My heart sank even before the performance started, when I sat down and looked at the stage to see that there were several white panels on which passages from the novel were projected. This is the kind of idea that would seem really cool to a middle school kid trying to mount a production of "Madonna in a Fur Coat." The alarm bells started to ring even more loudly when I saw that the first actor to appear on sage was wearing microphones. For a narrative that is told very economically, this expansion into a concert space, with concert paraphernalia seemed very wrong. Then, what hope there was of this being a bearable production was wiped away when the hapless character Rasim opened his mouth, to enunciate Ali's prose in the most "theatrical" manner possible, to rob it from all feeling. Actor after actor assumed the same "theatrical" mode, and as if that wasn't enough, they started to saw the air with their hands, and I kid you not, started beating their chests, which made the microphones, which were other times engaged in producing a back echo when two actors got too close, thump.

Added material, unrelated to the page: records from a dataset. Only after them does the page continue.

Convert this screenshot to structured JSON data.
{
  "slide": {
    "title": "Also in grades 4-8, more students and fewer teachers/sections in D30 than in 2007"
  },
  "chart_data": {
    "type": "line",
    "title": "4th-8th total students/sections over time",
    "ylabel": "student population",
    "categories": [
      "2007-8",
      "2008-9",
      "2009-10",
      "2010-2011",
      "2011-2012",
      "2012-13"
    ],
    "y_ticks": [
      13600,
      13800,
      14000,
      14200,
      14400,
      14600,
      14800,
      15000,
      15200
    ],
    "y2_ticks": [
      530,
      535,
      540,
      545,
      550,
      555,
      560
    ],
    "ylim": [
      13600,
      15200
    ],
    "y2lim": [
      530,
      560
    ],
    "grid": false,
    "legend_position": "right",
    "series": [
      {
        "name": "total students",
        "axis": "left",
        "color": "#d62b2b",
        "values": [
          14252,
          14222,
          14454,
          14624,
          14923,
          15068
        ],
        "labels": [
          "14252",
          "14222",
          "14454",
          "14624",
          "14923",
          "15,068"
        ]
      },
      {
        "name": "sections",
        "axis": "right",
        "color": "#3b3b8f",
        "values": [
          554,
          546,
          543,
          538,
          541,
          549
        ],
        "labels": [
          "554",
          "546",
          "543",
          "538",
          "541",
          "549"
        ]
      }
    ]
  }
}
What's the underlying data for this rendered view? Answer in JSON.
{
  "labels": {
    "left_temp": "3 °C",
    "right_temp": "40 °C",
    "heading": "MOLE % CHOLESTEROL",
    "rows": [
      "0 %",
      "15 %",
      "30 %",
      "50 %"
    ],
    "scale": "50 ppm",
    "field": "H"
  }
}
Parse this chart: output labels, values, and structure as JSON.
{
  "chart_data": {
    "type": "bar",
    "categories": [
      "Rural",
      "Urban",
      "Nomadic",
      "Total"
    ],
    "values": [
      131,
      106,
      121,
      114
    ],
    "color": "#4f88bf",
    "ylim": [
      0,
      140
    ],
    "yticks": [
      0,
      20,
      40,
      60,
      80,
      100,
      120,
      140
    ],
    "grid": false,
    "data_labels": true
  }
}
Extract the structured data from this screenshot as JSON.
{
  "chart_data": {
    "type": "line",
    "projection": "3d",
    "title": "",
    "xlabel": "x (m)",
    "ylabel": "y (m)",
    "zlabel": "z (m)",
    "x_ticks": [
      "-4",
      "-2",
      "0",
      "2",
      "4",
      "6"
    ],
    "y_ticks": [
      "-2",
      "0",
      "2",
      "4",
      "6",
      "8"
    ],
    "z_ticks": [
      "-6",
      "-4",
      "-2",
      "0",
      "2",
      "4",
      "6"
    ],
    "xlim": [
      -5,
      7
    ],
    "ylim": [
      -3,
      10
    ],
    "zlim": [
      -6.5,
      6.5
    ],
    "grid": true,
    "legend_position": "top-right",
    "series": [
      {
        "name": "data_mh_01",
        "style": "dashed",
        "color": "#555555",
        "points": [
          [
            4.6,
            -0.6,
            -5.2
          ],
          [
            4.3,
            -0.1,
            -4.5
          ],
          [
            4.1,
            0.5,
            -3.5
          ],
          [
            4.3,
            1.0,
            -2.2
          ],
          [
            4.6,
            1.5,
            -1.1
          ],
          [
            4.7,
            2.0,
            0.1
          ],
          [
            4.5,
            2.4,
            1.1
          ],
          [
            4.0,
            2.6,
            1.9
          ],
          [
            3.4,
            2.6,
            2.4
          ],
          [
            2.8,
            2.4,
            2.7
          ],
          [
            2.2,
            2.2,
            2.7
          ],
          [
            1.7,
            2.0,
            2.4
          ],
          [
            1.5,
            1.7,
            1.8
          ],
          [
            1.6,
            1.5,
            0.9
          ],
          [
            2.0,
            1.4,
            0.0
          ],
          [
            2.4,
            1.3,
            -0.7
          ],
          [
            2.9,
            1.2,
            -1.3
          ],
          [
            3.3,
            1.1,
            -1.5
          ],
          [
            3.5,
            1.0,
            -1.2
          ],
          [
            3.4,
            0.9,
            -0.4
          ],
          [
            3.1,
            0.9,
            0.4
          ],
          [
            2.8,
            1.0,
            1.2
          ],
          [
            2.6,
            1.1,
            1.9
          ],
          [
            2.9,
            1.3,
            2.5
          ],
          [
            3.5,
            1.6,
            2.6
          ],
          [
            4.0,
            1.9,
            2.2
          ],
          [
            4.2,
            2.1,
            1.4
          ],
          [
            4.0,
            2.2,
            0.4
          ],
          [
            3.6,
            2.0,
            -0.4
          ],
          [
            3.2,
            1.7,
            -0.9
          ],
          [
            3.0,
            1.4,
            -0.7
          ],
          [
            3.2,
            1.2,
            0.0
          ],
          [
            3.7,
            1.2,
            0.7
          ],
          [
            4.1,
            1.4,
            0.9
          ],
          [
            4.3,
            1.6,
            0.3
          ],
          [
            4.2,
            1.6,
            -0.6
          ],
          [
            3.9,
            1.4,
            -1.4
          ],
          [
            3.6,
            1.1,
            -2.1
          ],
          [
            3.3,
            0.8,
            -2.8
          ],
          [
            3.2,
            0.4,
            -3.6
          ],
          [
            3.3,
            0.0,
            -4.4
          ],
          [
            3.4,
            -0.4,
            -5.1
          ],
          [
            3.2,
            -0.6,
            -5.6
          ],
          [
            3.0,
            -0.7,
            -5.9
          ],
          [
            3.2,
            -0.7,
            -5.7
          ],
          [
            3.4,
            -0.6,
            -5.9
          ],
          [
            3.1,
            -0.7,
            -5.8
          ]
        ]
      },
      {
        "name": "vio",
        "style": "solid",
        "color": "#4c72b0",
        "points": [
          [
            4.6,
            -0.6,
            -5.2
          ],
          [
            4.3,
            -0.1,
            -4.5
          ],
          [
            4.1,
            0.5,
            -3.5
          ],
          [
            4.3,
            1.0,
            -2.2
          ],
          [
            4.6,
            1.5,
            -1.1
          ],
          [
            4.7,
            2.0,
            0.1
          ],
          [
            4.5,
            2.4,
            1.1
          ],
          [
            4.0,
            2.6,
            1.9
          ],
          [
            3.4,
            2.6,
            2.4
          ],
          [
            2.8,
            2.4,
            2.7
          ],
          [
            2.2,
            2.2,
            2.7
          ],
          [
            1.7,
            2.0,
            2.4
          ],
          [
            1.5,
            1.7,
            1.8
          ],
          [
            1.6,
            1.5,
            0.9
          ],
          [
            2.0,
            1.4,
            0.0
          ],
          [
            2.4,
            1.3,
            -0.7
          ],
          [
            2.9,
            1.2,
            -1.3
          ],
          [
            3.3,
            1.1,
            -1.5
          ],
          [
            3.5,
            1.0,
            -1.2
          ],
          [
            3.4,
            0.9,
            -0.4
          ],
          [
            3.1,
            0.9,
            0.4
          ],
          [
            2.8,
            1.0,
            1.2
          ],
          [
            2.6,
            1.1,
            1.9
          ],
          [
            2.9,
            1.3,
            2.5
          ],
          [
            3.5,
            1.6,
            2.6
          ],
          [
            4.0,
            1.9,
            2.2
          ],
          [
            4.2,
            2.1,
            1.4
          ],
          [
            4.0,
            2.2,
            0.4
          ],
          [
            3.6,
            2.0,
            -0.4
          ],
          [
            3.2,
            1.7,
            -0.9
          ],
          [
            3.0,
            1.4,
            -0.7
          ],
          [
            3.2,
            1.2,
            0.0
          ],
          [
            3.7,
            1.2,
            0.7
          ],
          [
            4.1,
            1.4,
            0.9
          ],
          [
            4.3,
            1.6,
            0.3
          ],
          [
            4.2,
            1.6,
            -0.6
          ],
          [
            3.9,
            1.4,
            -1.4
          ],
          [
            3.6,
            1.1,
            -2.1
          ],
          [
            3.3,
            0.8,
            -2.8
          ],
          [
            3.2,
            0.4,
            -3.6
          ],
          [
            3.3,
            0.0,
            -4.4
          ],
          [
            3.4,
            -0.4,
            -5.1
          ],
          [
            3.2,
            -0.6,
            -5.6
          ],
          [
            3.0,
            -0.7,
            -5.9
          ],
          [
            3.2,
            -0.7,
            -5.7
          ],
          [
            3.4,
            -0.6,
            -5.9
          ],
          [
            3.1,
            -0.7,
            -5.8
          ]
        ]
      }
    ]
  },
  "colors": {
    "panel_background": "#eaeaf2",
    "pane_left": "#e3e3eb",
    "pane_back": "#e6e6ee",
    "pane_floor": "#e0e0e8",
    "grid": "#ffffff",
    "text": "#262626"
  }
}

It is only through a chance meeting the next day that I learned that this grotesqueness had been intentional, that the actors had been told to "play big." This sort of allayed my fears for the state of Turkish theater: it hadn't been purely bad acting, the director had asked for it. This decision to make one of the most melancholy texts of Turkish literature into a grotesque spectacle becomes even more suspect when one considers the producer of the play, Tuba Ünsal, who also plays Maria Puder, the painter of the self portrait that gives the novel/play its name. Through all the exaggeration and chest beating, her performance comes across as the most natural in the play, and her scenes become the most watchable. However, it is not an evening I would wish even upon my enemies.